タイトル On asymptotic behavior of solutions to nonlinear Schrodinger equation with critical homogeneous nonlinearity
アブストラクト In this talk, we consider final value problem of the nonlinear Schrodinger equation with a critical homogeneous nonlinearity. When the nonlinearity is at the critical order, the asymptotic behavior of the solution depends on the shape of the nonlinearity. We first introduce a sufficient condition on the nonlinearity for that the NLS equation admits a solution behaves like a free solution (short-range case) or a free solution with a phase correction (long-range case). We also give a partial result on the second asymptotic profile of the solution. This talk is based on a joint work with Hayato Miyazaki (NIT, Tsuyama College) and Kota Uriya (Okayama university of Science).

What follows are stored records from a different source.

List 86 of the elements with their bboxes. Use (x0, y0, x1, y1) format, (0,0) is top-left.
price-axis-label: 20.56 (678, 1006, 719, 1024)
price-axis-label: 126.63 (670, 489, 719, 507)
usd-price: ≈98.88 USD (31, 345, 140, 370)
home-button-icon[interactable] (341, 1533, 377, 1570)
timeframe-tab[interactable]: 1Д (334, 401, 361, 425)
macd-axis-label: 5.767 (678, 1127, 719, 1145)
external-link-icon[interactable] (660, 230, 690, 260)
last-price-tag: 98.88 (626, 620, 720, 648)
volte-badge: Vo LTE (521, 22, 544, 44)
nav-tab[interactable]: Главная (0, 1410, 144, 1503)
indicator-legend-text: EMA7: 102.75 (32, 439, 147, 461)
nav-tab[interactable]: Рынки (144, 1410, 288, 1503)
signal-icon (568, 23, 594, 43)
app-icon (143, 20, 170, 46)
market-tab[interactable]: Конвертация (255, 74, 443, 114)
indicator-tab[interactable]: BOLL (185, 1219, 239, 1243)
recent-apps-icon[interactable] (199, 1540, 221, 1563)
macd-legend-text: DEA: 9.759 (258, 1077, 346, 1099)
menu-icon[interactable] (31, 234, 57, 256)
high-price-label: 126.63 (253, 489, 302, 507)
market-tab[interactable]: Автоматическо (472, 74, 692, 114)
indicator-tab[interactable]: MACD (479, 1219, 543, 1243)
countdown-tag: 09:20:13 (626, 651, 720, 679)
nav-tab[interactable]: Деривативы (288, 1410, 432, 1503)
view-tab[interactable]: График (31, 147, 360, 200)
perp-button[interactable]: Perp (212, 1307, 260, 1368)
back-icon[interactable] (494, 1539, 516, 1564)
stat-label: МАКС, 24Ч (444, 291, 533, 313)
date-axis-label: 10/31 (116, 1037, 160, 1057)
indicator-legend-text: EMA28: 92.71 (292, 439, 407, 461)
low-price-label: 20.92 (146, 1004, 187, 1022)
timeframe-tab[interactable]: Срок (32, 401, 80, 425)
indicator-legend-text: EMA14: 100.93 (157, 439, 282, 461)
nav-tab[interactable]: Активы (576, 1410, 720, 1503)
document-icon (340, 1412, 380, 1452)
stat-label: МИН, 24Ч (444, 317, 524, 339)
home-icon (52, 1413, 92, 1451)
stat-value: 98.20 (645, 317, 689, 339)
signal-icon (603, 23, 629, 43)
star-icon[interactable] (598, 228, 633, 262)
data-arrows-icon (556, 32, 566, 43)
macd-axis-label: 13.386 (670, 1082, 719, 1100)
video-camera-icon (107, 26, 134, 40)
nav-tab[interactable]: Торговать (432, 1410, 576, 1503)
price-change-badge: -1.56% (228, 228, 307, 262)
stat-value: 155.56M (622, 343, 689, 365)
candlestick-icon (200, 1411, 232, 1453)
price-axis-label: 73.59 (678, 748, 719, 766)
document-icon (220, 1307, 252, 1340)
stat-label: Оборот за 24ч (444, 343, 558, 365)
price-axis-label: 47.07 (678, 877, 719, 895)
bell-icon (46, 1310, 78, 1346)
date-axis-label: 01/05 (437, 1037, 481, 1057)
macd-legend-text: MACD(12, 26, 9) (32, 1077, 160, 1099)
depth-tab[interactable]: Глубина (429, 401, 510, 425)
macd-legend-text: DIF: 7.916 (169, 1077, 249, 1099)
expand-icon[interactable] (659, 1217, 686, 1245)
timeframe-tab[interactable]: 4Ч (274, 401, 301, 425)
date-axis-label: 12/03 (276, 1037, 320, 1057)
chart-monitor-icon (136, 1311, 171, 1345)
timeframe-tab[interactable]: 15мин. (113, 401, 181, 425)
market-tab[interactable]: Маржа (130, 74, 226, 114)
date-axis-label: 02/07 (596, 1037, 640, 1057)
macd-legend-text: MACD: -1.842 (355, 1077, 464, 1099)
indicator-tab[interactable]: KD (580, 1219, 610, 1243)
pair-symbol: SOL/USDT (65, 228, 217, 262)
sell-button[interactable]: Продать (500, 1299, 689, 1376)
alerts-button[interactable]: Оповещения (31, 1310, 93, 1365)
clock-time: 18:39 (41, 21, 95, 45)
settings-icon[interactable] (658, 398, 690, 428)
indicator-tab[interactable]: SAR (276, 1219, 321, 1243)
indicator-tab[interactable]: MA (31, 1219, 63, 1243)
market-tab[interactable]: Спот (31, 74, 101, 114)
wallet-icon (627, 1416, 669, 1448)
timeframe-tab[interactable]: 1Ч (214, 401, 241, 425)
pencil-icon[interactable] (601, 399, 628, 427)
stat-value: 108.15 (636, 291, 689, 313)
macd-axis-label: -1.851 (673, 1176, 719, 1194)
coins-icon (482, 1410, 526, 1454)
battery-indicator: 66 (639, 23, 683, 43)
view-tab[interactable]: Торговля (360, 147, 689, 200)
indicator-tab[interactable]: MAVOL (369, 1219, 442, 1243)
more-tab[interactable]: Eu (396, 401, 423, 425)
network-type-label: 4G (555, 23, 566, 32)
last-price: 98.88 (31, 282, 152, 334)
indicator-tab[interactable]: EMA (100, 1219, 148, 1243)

タイトル Malliavin calculus for stochastic functional differential equations
アブストラクト The density for the probability law of the solution to a stochastic (ordinary) differential equation has been studied via partial differential equations or potential theory. P. Malliavin constructed the theory on the differential calculus over the Wiener space about almost 40 years ago, in order to give the probabilistic approach to the hypoelliptic problem on the second-order differential operator associated with the equation, which is now called the Malliavin calculus after his great contribution. In this talk, I will introduce a stochastic functional differential equation, in which the coefficients of the equation depend on the past histories. Since the equation determines the non-Markovian process, we cannot use any fruitful methods such as in the study of the Markovian case. The main goal is to study the properties of the density from the viewpoint of the Malliavin calculus.